El sesgo de confirmación es automático, instintivo, me corregirás, querida ciudad. Y es cierto. Algunos científicos afirman que cuando recurrimos a recordar convenientemente más unos pedazos de información que otros porque incomodan menos a nuestras creencias previas, utilizamos las mismas zonas de nuestro cerebro que usaríamos si encontramos un gorila en el andén del metro Insurgentes y dejamos que cunda el pánico. El sesgo de confirmación es un mecanismo de defensa, pero bien haríamos en admitir que lo tenemos, al menos. Promulgar que ostentamos la verdad única y todopoderosa en las redes sociales no sólo es absurdamente erróneo sino que abona a que nunca salgamos cada uno de ese sesgo cognitivo para encontrarnos en un punto medio.

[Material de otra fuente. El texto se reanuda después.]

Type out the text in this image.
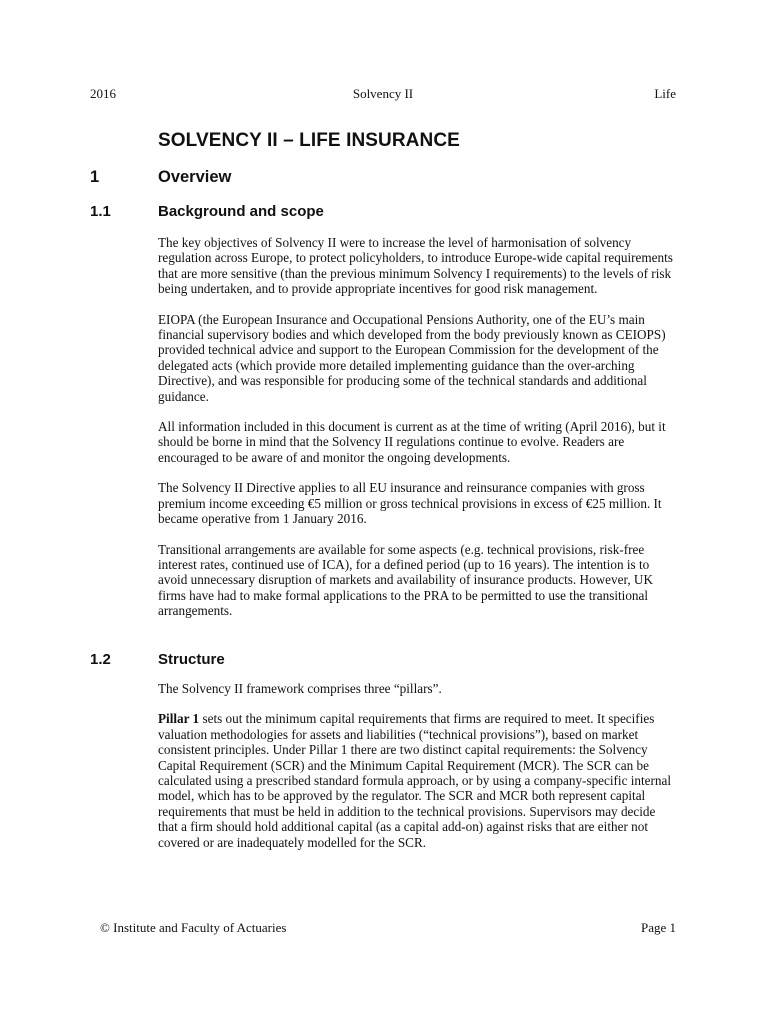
2016	Solvency II	Life
SOLVENCY II – LIFE INSURANCE
1	Overview
1.1	Background and scope

The key objectives of Solvency II were to increase the level of harmonisation of solvency regulation across Europe, to protect policyholders, to introduce Europe-wide capital requirements that are more sensitive (than the previous minimum Solvency I requirements) to the levels of risk being undertaken, and to provide appropriate incentives for good risk management.

EIOPA (the European Insurance and Occupational Pensions Authority, one of the EU’s main financial supervisory bodies and which developed from the body previously known as CEIOPS) provided technical advice and support to the European Commission for the development of the delegated acts (which provide more detailed implementing guidance than the over-arching Directive), and was responsible for producing some of the technical standards and additional guidance.

All information included in this document is current as at the time of writing (April 2016), but it should be borne in mind that the Solvency II regulations continue to evolve. Readers are encouraged to be aware of and monitor the ongoing developments.

The Solvency II Directive applies to all EU insurance and reinsurance companies with gross premium income exceeding €5 million or gross technical provisions in excess of €25 million. It became operative from 1 January 2016.

Transitional arrangements are available for some aspects (e.g. technical provisions, risk-free interest rates, continued use of ICA), for a defined period (up to 16 years). The intention is to avoid unnecessary disruption of markets and availability of insurance products. However, UK firms have had to make formal applications to the PRA to be permitted to use the transitional arrangements.

1.2	Structure

The Solvency II framework comprises three “pillars”.

Pillar 1 sets out the minimum capital requirements that firms are required to meet. It specifies valuation methodologies for assets and liabilities (“technical provisions”), based on market consistent principles. Under Pillar 1 there are two distinct capital requirements: the Solvency Capital Requirement (SCR) and the Minimum Capital Requirement (MCR). The SCR can be calculated using a prescribed standard formula approach, or by using a company-specific internal model, which has to be approved by the regulator. The SCR and MCR both represent capital requirements that must be held in addition to the technical provisions. Supervisors may decide that a firm should hold additional capital (as a capital add-on) against risks that are either not covered or are inadequately modelled for the SCR.

© Institute and Faculty of Actuaries	Page 1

La misma lectura de esta nota genera opiniones divergentes. Y eso está muy bien, en tanto logremos aceptar que asimilamos y recordamos datos siempre desde esa manera en que percibimos al mundo.

Claro que se puede lidiar con el sesgo de confirmación, e incluso hay otros estudios que rechazan semejante concepto. Pero si estamos tan interesados en ver nuestras ideas estampadas en un muro virtual rodeados de amigos virtuales a los que seguimos porque publican y le dan me gusta a cosas muy parecidas, a lo mejor vendría bien reconocer que, con mucha frecuencia, escuchamos argumentos sin que remotamente se acerquen esas ideas al campo donde pondría en duda las nuestras. Que a lo mejor otros han pensado más en un asunto y lo entienden mejor, que no a todo le puede saber uno con lujo de detalle, y que quienes nos vieran en una pantalla se reirían a carcajadas de nosotros cuando, en las discusiones recientes, nos elevamos muy ufanos diciendo “ah, pues más a mi favor”. Porque la realidad nos restriega en la cara que todo es menos a nuestro favor. Que ganar la discusión, darle en los dientes a otro a punta de tuitazos no nos saca de pobres, ni nos hace menos corruptos, ni le abona centésimas al PIB. Ni siquiera nos reditúa en la más blandengue alegría.